Joe Biden revealed on Wednesday that he had talked to the family of Buffalo Bills safety Damar Hamlin, 24, who suffered a cardiac arrest during Monday night’s Bills-Bengals game.
Hamlin collapsed during the first quarter of the game after he tackled Cincinnati Bengals receiver Tee Higgins, who made a 13-yard catch. Hamlin got up after the tackle, took a step back, and then collapsed to the ground.
Biden, who has so far been unable to find the time to visit the southern border because he has “more important things to do,” reportedly visited with Hamlin’s family on Wednesday and spoke with them at length.
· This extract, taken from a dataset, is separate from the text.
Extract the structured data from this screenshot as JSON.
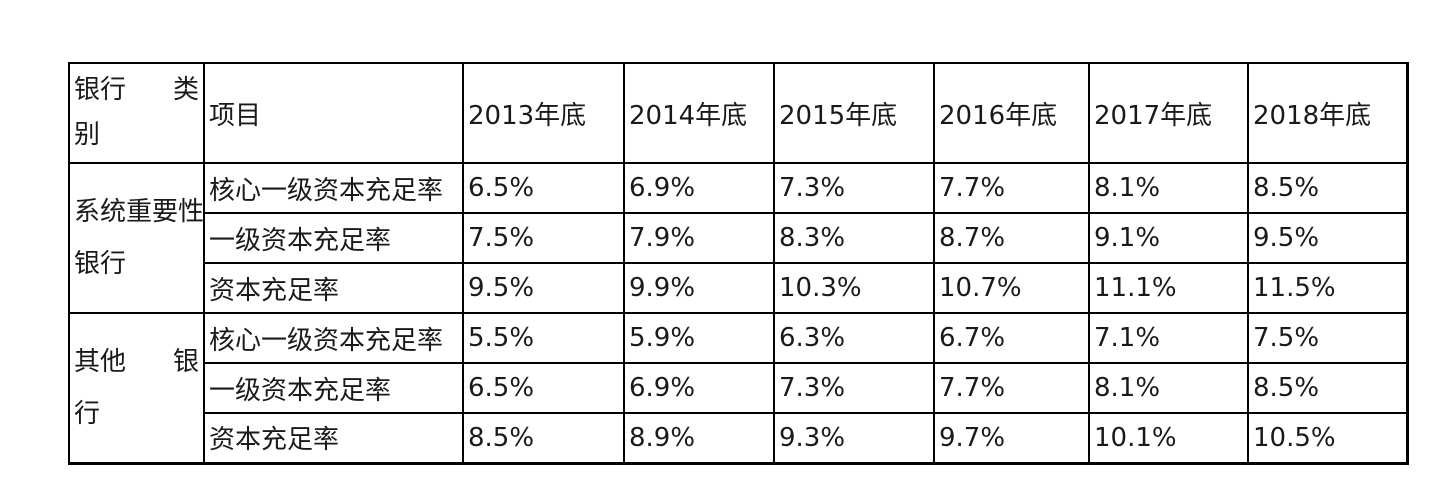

When asked by a reporter if he thought the NFL was “getting too dangerous,” Biden responded, “No. Look, the idea that you’re going to have — look, you got guys that are 6’8”, 340 pounds running a 4.8 40. I mean, you know, you hit somebody with that kind of force — now, that’s not what happened here. I don’t know how you avoid it. I think working like hell on the helmets and the concussion protocols that all makes a lot of sense. But it is dangerous, and you’ve got to just acknowledge it.”
Football, like any sport, particularly contact sports, comes with risks to the players — all of whom acknowledge and accept those risks. But Hamlin’s medical situation isn’t a head injury, and the force of the tackle was hardly excessive.
But regardless, why is Biden visiting with Hamlin’s family when he doesn’t seem to be able to find the time for other visits, like to the southern border? Perhaps a more appropriate comparison would be visiting the families of the victims of the Waukesha, Wisc., massacre? Then-White House Press Secretary Jen Psaki claimed that Biden wouldn’t be visiting Waukesha because the trip “requires a lot of assets,” but it was widely believed that the reason was that the Waukesha massacre didn’t fit Biden’s preferred narrative because it had been a black nationalist supporter of Black Lives Matter who drove the SUV through the Christmas parade in a racially motivated attack that killed six people, including an 8-year-old boy.
Biden also didn’t visit Brooklyn after black nationalist Frank Robert James went on a shooting rampage in the subway last year. Nor did he visit Orange County, Calif., after a church shooting left one dead and five wounded.
But he found the time to insert himself into the Damar Hamlin story.